I think you are saying that a standard scientific file format is important to you. Since you have had such good luck with gridded data in Netcdf, I suggest that you stay with it. Consider these options to reduce archival file size:

1. Keep your current Netcdf format, but store your files gzip'ed. Make uncompressing a standard part of opening the file. Many application languages will allow you to call the shell to gunzip and delete a temporary file, so you can automate this. gunzip is rather fast, as I recall. As you stated, your file size is reduced by 99%.

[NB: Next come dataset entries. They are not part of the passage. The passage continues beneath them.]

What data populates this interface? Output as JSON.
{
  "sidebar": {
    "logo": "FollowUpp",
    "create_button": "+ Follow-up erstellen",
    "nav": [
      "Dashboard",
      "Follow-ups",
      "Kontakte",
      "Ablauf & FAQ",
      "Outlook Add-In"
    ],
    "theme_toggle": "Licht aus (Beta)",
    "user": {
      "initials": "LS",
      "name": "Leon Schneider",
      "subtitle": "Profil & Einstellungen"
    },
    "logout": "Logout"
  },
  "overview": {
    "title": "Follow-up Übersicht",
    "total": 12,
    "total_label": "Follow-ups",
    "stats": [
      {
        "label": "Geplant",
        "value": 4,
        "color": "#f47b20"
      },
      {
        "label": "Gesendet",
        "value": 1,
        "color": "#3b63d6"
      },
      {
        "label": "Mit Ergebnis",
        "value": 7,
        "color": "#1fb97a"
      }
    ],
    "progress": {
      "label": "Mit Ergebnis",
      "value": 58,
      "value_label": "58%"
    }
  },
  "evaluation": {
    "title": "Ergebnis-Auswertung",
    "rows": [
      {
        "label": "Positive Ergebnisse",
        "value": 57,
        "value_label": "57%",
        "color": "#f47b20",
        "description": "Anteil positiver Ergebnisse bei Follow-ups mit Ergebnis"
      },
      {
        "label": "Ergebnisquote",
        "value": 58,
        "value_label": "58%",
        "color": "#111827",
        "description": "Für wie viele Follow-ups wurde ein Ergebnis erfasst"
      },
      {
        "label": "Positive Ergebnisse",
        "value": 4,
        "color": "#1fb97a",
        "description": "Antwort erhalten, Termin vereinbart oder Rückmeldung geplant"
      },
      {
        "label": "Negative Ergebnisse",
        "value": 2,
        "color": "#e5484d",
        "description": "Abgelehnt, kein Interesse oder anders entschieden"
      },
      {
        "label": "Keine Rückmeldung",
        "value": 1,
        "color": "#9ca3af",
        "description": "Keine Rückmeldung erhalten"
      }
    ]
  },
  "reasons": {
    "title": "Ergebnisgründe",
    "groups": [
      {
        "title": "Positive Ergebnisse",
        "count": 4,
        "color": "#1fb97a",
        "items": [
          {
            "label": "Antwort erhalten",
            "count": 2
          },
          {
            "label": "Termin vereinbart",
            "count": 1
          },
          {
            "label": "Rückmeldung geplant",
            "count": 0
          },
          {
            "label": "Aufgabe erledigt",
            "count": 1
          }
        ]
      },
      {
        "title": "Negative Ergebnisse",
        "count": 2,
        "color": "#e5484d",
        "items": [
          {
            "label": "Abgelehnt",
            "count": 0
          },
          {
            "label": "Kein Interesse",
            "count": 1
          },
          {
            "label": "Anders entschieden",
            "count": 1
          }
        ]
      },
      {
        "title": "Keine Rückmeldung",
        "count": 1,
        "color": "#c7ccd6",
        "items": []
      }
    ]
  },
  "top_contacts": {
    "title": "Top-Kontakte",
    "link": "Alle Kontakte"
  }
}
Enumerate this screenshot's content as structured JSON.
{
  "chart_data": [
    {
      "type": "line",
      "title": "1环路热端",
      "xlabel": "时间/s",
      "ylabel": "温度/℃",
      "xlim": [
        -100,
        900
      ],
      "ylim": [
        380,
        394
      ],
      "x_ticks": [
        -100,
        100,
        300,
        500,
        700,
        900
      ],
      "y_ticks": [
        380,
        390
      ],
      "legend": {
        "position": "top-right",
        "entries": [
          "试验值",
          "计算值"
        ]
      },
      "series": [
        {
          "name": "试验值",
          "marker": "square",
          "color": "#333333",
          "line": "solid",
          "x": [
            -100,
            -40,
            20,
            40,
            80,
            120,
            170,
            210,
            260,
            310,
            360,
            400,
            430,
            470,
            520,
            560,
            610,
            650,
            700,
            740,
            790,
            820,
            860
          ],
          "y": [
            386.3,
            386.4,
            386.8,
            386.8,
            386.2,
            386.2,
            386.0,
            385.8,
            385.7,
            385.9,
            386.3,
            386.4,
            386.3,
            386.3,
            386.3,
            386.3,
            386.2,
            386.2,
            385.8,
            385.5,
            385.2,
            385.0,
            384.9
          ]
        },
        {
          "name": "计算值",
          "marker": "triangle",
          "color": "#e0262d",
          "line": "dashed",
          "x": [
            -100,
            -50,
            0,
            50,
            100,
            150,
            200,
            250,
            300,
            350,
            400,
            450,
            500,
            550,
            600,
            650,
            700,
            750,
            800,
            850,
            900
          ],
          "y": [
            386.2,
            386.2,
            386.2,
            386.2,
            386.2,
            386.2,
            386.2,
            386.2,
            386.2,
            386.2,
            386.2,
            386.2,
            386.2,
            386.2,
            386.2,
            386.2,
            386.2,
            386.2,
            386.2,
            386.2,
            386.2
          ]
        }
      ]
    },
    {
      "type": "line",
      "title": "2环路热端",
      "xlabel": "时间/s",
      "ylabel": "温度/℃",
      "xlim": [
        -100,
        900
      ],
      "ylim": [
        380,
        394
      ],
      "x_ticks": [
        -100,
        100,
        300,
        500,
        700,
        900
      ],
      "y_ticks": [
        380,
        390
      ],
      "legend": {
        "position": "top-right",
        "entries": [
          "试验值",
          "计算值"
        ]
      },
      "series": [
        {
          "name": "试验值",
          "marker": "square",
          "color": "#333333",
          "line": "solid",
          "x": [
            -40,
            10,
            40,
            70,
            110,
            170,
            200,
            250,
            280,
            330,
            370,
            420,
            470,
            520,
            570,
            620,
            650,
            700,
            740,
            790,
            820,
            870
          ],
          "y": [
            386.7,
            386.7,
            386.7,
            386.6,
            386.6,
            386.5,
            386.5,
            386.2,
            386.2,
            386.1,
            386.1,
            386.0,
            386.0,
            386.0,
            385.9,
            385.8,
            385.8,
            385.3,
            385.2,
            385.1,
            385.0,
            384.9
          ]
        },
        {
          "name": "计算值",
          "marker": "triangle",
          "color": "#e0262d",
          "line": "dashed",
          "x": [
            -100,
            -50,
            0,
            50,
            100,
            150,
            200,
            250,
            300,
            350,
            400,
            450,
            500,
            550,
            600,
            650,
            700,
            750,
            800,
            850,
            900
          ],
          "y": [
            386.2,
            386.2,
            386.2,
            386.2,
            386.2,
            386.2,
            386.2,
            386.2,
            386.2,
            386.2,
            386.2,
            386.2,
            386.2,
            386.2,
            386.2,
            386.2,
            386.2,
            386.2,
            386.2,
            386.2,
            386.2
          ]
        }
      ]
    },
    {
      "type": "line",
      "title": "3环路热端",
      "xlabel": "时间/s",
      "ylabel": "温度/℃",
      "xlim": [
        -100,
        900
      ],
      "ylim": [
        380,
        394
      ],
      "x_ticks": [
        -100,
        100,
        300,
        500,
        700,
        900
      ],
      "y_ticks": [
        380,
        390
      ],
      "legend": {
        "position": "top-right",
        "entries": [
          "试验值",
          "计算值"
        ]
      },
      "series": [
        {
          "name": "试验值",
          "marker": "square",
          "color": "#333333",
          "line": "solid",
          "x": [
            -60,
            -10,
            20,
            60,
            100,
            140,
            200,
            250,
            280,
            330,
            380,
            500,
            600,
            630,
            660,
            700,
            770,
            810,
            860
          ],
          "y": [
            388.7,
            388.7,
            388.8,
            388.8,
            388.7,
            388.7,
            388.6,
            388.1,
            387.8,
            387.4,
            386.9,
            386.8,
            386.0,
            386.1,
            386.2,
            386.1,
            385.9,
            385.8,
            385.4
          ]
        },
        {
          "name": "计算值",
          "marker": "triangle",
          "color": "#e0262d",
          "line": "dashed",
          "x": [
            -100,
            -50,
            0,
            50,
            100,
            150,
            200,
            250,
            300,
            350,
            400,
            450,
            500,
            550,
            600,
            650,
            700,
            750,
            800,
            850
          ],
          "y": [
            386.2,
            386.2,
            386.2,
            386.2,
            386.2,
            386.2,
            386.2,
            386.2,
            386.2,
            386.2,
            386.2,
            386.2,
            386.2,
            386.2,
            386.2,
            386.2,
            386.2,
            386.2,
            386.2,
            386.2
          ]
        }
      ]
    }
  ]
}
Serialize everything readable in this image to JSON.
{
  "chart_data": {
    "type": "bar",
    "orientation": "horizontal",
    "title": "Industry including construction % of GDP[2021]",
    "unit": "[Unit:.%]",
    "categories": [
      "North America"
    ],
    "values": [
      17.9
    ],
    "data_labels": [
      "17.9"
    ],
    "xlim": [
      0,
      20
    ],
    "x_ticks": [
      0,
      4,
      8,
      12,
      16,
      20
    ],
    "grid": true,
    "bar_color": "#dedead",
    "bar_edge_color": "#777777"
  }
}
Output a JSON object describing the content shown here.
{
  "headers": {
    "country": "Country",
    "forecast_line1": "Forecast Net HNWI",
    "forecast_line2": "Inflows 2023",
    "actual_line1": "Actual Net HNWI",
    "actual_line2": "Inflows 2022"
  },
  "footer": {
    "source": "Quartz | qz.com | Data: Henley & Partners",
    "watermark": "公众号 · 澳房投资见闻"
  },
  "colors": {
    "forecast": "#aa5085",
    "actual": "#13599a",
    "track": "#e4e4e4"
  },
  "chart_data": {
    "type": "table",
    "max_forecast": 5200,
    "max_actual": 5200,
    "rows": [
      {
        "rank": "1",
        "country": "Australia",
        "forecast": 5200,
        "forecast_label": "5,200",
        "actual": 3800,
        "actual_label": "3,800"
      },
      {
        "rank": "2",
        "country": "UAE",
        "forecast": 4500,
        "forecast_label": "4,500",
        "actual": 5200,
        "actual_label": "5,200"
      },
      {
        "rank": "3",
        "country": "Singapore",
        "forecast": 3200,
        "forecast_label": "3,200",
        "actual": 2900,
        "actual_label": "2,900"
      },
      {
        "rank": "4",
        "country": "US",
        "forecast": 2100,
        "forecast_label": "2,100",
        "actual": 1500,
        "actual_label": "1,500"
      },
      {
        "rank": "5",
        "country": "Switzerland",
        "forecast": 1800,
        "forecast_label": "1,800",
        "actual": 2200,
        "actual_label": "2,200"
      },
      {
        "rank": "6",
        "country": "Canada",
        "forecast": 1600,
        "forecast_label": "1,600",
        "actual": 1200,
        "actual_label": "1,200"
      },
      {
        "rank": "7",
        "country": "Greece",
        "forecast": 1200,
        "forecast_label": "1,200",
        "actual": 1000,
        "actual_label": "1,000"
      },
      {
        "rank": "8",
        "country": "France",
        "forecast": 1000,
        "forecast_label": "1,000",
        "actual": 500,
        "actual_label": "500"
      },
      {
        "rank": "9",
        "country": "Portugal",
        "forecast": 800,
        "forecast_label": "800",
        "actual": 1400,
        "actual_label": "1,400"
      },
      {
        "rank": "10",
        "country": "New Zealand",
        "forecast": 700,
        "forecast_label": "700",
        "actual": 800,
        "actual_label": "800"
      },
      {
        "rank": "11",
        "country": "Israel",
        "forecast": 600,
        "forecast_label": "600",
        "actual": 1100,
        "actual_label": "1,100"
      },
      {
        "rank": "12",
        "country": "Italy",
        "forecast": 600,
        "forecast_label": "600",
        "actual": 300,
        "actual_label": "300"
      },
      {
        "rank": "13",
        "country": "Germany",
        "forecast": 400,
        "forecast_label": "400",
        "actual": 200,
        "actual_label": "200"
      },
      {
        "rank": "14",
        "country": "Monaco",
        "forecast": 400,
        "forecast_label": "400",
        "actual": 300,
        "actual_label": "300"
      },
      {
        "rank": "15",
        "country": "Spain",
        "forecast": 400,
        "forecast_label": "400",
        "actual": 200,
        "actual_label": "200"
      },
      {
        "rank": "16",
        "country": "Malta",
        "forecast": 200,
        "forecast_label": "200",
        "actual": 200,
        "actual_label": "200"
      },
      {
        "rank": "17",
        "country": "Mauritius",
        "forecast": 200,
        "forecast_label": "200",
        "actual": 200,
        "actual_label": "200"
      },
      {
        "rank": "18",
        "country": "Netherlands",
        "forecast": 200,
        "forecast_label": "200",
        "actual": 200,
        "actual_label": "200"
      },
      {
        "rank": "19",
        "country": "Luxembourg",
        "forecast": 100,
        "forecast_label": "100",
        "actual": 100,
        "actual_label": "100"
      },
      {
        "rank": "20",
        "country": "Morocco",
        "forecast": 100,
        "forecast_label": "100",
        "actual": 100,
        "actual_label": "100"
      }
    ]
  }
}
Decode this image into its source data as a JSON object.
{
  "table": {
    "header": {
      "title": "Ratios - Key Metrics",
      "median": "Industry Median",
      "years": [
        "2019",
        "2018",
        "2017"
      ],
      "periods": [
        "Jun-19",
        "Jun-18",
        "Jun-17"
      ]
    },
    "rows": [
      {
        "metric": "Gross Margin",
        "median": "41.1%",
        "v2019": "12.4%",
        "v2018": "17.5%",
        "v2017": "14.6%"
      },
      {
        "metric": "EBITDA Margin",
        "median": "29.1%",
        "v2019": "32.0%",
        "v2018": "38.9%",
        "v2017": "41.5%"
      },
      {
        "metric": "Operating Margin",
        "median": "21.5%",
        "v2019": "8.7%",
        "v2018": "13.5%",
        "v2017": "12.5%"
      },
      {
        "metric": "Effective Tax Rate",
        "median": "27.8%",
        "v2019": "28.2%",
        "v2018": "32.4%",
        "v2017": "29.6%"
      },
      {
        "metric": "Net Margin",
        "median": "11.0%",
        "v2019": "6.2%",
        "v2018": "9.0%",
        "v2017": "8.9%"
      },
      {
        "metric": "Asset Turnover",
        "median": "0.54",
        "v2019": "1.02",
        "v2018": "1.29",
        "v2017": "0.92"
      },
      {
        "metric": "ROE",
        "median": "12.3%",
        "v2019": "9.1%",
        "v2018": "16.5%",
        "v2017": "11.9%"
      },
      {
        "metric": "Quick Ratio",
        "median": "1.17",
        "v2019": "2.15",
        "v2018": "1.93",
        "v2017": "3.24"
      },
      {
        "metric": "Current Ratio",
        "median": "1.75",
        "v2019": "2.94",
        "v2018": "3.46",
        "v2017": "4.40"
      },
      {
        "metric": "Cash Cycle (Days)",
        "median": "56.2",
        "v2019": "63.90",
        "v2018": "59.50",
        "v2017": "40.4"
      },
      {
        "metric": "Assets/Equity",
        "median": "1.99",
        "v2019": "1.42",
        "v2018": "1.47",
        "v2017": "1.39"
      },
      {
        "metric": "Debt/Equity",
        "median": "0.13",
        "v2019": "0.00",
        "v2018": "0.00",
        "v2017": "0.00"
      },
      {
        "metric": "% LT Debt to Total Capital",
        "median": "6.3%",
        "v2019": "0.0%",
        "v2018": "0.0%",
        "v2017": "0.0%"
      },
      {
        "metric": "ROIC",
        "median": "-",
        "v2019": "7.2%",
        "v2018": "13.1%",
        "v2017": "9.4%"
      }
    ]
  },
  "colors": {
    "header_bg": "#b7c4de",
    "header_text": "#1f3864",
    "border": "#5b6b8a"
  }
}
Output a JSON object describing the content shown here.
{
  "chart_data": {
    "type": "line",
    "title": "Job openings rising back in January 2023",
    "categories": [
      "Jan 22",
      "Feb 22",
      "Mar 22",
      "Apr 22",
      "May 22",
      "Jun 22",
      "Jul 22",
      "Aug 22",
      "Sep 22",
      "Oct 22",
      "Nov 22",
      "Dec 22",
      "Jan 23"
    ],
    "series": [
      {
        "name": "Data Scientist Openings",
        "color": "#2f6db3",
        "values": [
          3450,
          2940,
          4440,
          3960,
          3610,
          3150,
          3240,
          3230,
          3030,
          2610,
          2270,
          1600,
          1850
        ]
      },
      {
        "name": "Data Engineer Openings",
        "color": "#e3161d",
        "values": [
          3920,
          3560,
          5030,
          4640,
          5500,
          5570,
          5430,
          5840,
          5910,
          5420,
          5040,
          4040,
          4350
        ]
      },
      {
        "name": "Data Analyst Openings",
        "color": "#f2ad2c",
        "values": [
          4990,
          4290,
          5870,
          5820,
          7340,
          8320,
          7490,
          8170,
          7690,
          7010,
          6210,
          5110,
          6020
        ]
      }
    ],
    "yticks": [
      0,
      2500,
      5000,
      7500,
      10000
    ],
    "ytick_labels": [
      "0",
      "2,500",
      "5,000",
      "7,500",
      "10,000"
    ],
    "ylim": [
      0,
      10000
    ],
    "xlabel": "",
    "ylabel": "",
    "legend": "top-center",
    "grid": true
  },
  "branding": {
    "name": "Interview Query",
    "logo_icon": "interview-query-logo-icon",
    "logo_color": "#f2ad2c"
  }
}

The Netcdf-Java 2.2 library looks for  ".Z", ".zip", ".gzip", ".gz", or ".bz2" 
file extensions, and if found, it will uncompress/unzip, then read from the uncompressed file. It caches the unzipped file, and 
can clean up the cache area automatically, deleting older files to keep cache size within a specified limit. The next time the 
file is opened, it first looks to see if the uncompressed version exists in the cache.

This works in read-only applications like servers. Writing usually is done once 
and we havent tried to optimize that.



2. Netcdf 16-bit packed format. Reduce file size by 50%. You get 16 bits for your combined precision and dynamic range.

3. Netcdf 8-bit packed format. Reduce file size by 75%. You get 8 bits for your combined precision and dynamic range.


If you use the standard attributes "scale_factor" and "add_offset", the 
Netcdf-Java 2.2 library will optionally handle the packing in a transparent way, ie promote the 
variable to float or double from byte or short, and apply the scale and offset. Again, this is only 
on the reading side.


These features are available only to Java applications.